Thursday, September 25, 2008

Time lost and sad ironies

9/23/08
Dad and I went to the cemetery today to see where Mom was buried last Saturday. We had not been before, as Dad did not want a procession or graveside service to drag out an already difficult experience.

The cemetery is in Clarendon Hills. Not close to them. Not close to me. We found the unmarked spot, obvious with its dark black soil mound and flowers not yet dried. It's a nice location, for whomever that matters. A beautiful, tall, wide-reaching tree stands guard and offers shade. (Next time I'll have to make note of the type of tree.)

And not ten feet away, in a grave not all that much older as these things go, lies my aunt, my mother's sister Arlene. This irony cannot be lost on anyone who really knew these two women.

Arlene was eight years older than my mother, Lois. I don't know why that was the case, but I wouldn't recommend it to any prospective parents who have a choice in the matter. It's hard enough to be sisters in a disfunctionally cool and unemotional German/Czech home in the 1930s and 40s.
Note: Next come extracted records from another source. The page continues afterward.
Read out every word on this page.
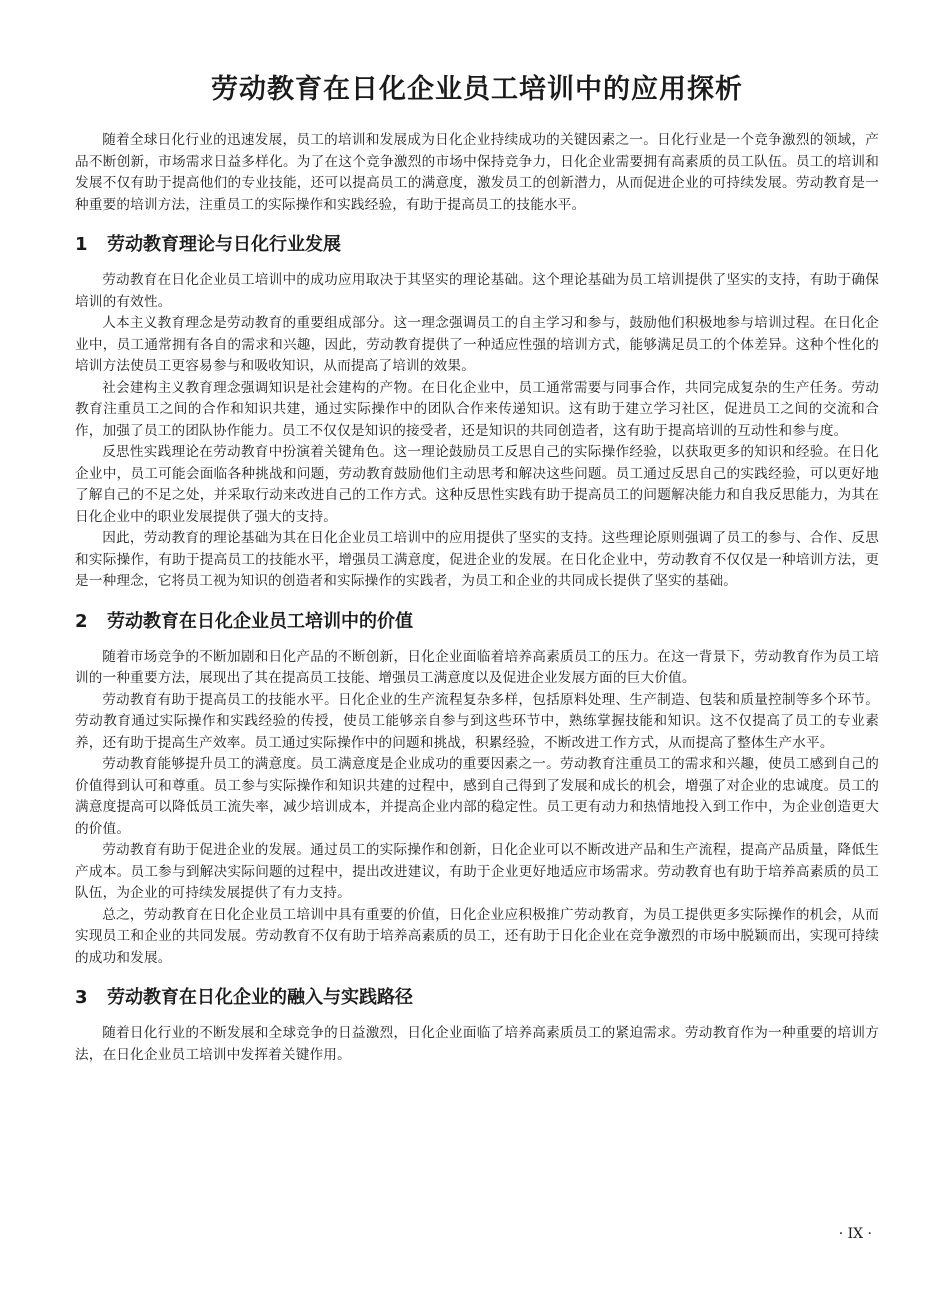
劳动教育在日化企业员工培训中的应用探析

随着全球日化行业的迅速发展，员工的培训和发展成为日化企业持续成功的关键因素之一。日化行业是一个竞争激烈的领域，产品不断创新，市场需求日益多样化。为了在这个竞争激烈的市场中保持竞争力，日化企业需要拥有高素质的员工队伍。员工的培训和发展不仅有助于提高他们的专业技能，还可以提高员工的满意度，激发员工的创新潜力，从而促进企业的可持续发展。劳动教育是一种重要的培训方法，注重员工的实际操作和实践经验，有助于提高员工的技能水平。

1 劳动教育理论与日化行业发展

劳动教育在日化企业员工培训中的成功应用取决于其坚实的理论基础。这个理论基础为员工培训提供了坚实的支持，有助于确保培训的有效性。

人本主义教育理念是劳动教育的重要组成部分。这一理念强调员工的自主学习和参与，鼓励他们积极地参与培训过程。在日化企业中，员工通常拥有各自的需求和兴趣，因此，劳动教育提供了一种适应性强的培训方式，能够满足员工的个体差异。这种个性化的培训方法使员工更容易参与和吸收知识，从而提高了培训的效果。

社会建构主义教育理念强调知识是社会建构的产物。在日化企业中，员工通常需要与同事合作，共同完成复杂的生产任务。劳动教育注重员工之间的合作和知识共建，通过实际操作中的团队合作来传递知识。这有助于建立学习社区，促进员工之间的交流和合作，加强了员工的团队协作能力。员工不仅仅是知识的接受者，还是知识的共同创造者，这有助于提高培训的互动性和参与度。

反思性实践理论在劳动教育中扮演着关键角色。这一理论鼓励员工反思自己的实际操作经验，以获取更多的知识和经验。在日化企业中，员工可能会面临各种挑战和问题，劳动教育鼓励他们主动思考和解决这些问题。员工通过反思自己的实践经验，可以更好地了解自己的不足之处，并采取行动来改进自己的工作方式。这种反思性实践有助于提高员工的问题解决能力和自我反思能力，为其在日化企业中的职业发展提供了强大的支持。

因此，劳动教育的理论基础为其在日化企业员工培训中的应用提供了坚实的支持。这些理论原则强调了员工的参与、合作、反思和实际操作，有助于提高员工的技能水平，增强员工满意度，促进企业的发展。在日化企业中，劳动教育不仅仅是一种培训方法，更是一种理念，它将员工视为知识的创造者和实际操作的实践者，为员工和企业的共同成长提供了坚实的基础。

2 劳动教育在日化企业员工培训中的价值

随着市场竞争的不断加剧和日化产品的不断创新，日化企业面临着培养高素质员工的压力。在这一背景下，劳动教育作为员工培训的一种重要方法，展现出了其在提高员工技能、增强员工满意度以及促进企业发展方面的巨大价值。

劳动教育有助于提高员工的技能水平。日化企业的生产流程复杂多样，包括原料处理、生产制造、包装和质量控制等多个环节。劳动教育通过实际操作和实践经验的传授，使员工能够亲自参与到这些环节中，熟练掌握技能和知识。这不仅提高了员工的专业素养，还有助于提高生产效率。员工通过实际操作中的问题和挑战，积累经验，不断改进工作方式，从而提高了整体生产水平。

劳动教育能够提升员工的满意度。员工满意度是企业成功的重要因素之一。劳动教育注重员工的需求和兴趣，使员工感到自己的价值得到认可和尊重。员工参与实际操作和知识共建的过程中，感到自己得到了发展和成长的机会，增强了对企业的忠诚度。员工的满意度提高可以降低员工流失率，减少培训成本，并提高企业内部的稳定性。员工更有动力和热情地投入到工作中，为企业创造更大的价值。

劳动教育有助于促进企业的发展。通过员工的实际操作和创新，日化企业可以不断改进产品和生产流程，提高产品质量，降低生产成本。员工参与到解决实际问题的过程中，提出改进建议，有助于企业更好地适应市场需求。劳动教育也有助于培养高素质的员工队伍，为企业的可持续发展提供了有力支持。

总之，劳动教育在日化企业员工培训中具有重要的价值，日化企业应积极推广劳动教育，为员工提供更多实际操作的机会，从而实现员工和企业的共同发展。劳动教育不仅有助于培养高素质的员工，还有助于日化企业在竞争激烈的市场中脱颖而出，实现可持续的成功和发展。

3 劳动教育在日化企业的融入与实践路径

随着日化行业的不断发展和全球竞争的日益激烈，日化企业面临了培养高素质员工的紧迫需求。劳动教育作为一种重要的培训方法，在日化企业员工培训中发挥着关键作用。

· IX ·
Separate them by what feels like an eternity to them both, and you're setting them up for sibling relationship issues.

In the interest of honest reporting and to honor the departed, I'm going to leave out everything between then and the beginning of this year. No one can say what happened between these two women over 70+ years, save they themselves and their God. On January 23, 2008, Arlene passed away. The sisters had not spoken in some 10 years or more.
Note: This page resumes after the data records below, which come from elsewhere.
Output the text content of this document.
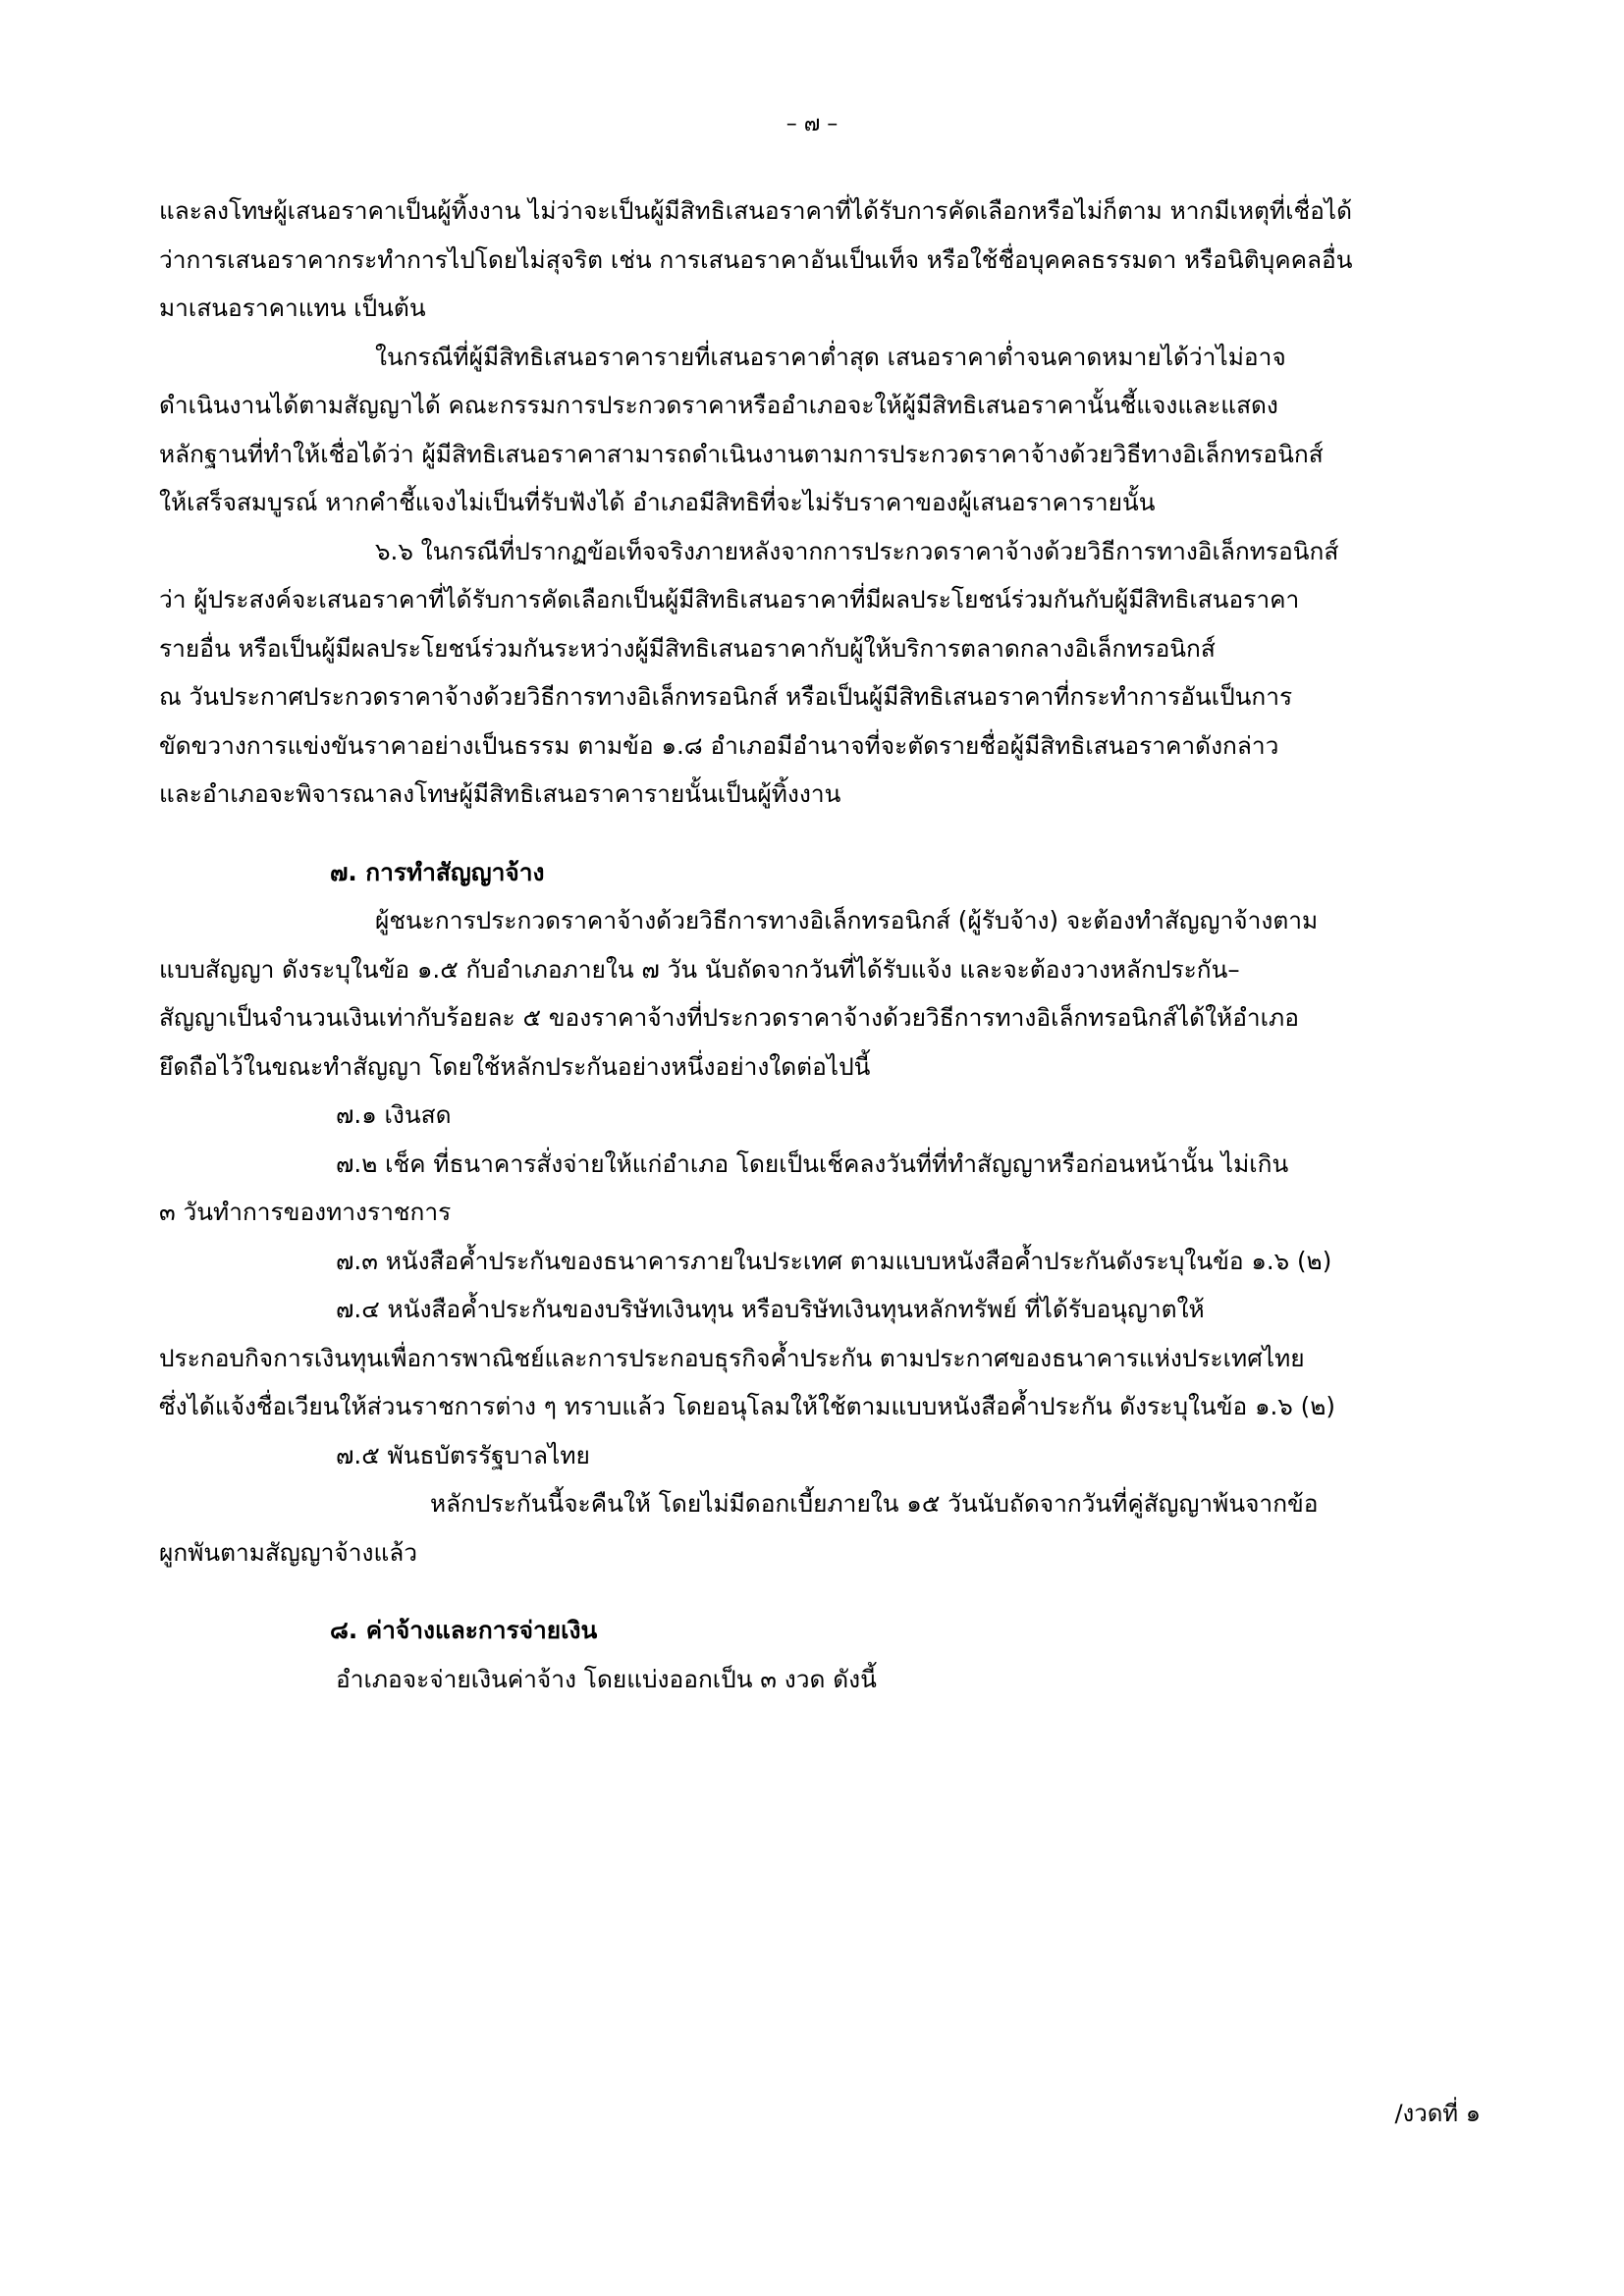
– ๗ –
และลงโทษผู้เสนอราคาเป็นผู้ทิ้งงาน ไม่ว่าจะเป็นผู้มีสิทธิเสนอราคาที่ได้รับการคัดเลือกหรือไม่ก็ตาม หากมีเหตุที่เชื่อได้
ว่าการเสนอราคากระทำการไปโดยไม่สุจริต เช่น การเสนอราคาอันเป็นเท็จ หรือใช้ชื่อบุคคลธรรมดา หรือนิติบุคคลอื่น
มาเสนอราคาแทน เป็นต้น
ในกรณีที่ผู้มีสิทธิเสนอราคารายที่เสนอราคาต่ำสุด เสนอราคาต่ำจนคาดหมายได้ว่าไม่อาจ
ดำเนินงานได้ตามสัญญาได้ คณะกรรมการประกวดราคาหรืออำเภอจะให้ผู้มีสิทธิเสนอราคานั้นชี้แจงและแสดง
หลักฐานที่ทำให้เชื่อได้ว่า ผู้มีสิทธิเสนอราคาสามารถดำเนินงานตามการประกวดราคาจ้างด้วยวิธีทางอิเล็กทรอนิกส์
ให้เสร็จสมบูรณ์ หากคำชี้แจงไม่เป็นที่รับฟังได้ อำเภอมีสิทธิที่จะไม่รับราคาของผู้เสนอราคารายนั้น
๖.๖ ในกรณีที่ปรากฏข้อเท็จจริงภายหลังจากการประกวดราคาจ้างด้วยวิธีการทางอิเล็กทรอนิกส์
ว่า ผู้ประสงค์จะเสนอราคาที่ได้รับการคัดเลือกเป็นผู้มีสิทธิเสนอราคาที่มีผลประโยชน์ร่วมกันกับผู้มีสิทธิเสนอราคา
รายอื่น หรือเป็นผู้มีผลประโยชน์ร่วมกันระหว่างผู้มีสิทธิเสนอราคากับผู้ให้บริการตลาดกลางอิเล็กทรอนิกส์
ณ วันประกาศประกวดราคาจ้างด้วยวิธีการทางอิเล็กทรอนิกส์ หรือเป็นผู้มีสิทธิเสนอราคาที่กระทำการอันเป็นการ
ขัดขวางการแข่งขันราคาอย่างเป็นธรรม ตามข้อ ๑.๘ อำเภอมีอำนาจที่จะตัดรายชื่อผู้มีสิทธิเสนอราคาดังกล่าว
และอำเภอจะพิจารณาลงโทษผู้มีสิทธิเสนอราคารายนั้นเป็นผู้ทิ้งงาน
๗. การทำสัญญาจ้าง
ผู้ชนะการประกวดราคาจ้างด้วยวิธีการทางอิเล็กทรอนิกส์ (ผู้รับจ้าง) จะต้องทำสัญญาจ้างตาม
แบบสัญญา ดังระบุในข้อ ๑.๕ กับอำเภอภายใน ๗ วัน นับถัดจากวันที่ได้รับแจ้ง และจะต้องวางหลักประกัน–
สัญญาเป็นจำนวนเงินเท่ากับร้อยละ ๕ ของราคาจ้างที่ประกวดราคาจ้างด้วยวิธีการทางอิเล็กทรอนิกส์ได้ให้อำเภอ
ยึดถือไว้ในขณะทำสัญญา โดยใช้หลักประกันอย่างหนึ่งอย่างใดต่อไปนี้
๗.๑ เงินสด
๗.๒ เช็ค ที่ธนาคารสั่งจ่ายให้แก่อำเภอ โดยเป็นเช็คลงวันที่ที่ทำสัญญาหรือก่อนหน้านั้น ไม่เกิน
๓ วันทำการของทางราชการ
๗.๓ หนังสือค้ำประกันของธนาคารภายในประเทศ ตามแบบหนังสือค้ำประกันดังระบุในข้อ ๑.๖ (๒)
๗.๔ หนังสือค้ำประกันของบริษัทเงินทุน หรือบริษัทเงินทุนหลักทรัพย์ ที่ได้รับอนุญาตให้
ประกอบกิจการเงินทุนเพื่อการพาณิชย์และการประกอบธุรกิจค้ำประกัน ตามประกาศของธนาคารแห่งประเทศไทย
ซึ่งได้แจ้งชื่อเวียนให้ส่วนราชการต่าง ๆ ทราบแล้ว โดยอนุโลมให้ใช้ตามแบบหนังสือค้ำประกัน ดังระบุในข้อ ๑.๖ (๒)
๗.๕ พันธบัตรรัฐบาลไทย
หลักประกันนี้จะคืนให้ โดยไม่มีดอกเบี้ยภายใน ๑๕ วันนับถัดจากวันที่คู่สัญญาพ้นจากข้อ
ผูกพันตามสัญญาจ้างแล้ว
๘. ค่าจ้างและการจ่ายเงิน
อำเภอจะจ่ายเงินค่าจ้าง โดยแบ่งออกเป็น ๓ งวด ดังนี้
/งวดที่ ๑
Lois had, up until then, held her own health wise in spite of serious and complicated health problems. But something was changing at the end of 2007 and early 2008. By March 17, Lois was to begin her final journey with the first of many trips to the ER, hospital, nursing home, rehabilitation centers, Marianjoy, etc. Just short of eight months from Arlene's passing, on September 17, Lois died.
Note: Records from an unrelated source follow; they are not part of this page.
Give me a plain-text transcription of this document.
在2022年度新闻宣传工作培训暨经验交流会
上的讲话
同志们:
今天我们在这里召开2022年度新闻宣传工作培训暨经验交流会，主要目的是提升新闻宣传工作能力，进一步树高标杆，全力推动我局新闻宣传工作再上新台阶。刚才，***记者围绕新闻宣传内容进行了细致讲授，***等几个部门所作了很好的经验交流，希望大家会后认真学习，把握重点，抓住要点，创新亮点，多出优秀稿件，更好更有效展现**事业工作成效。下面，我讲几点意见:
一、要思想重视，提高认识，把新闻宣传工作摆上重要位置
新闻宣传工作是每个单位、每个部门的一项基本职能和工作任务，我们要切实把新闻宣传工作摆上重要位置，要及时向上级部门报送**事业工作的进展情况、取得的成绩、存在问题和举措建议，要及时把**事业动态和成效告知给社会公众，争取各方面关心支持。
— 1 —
So now their bodies rest in eternal peace within not much more than an arm's length of each other.

Now, too, their spirits are at peace. And I like to think there is more. I like to picture a young girl waiting at that gate for her little sister. Her sister runs to her arms, they embrace, cry with joy, and look at each other as if for the first time. And for Lois, there is a piano and a puppy and "a new bod," just as she had always wanted.

I like to believe there is now happiness and joy and love for these two sisters who accomplished in death what they could not in life...the reuniting of their two families.

I am grateful for their unintentional gift.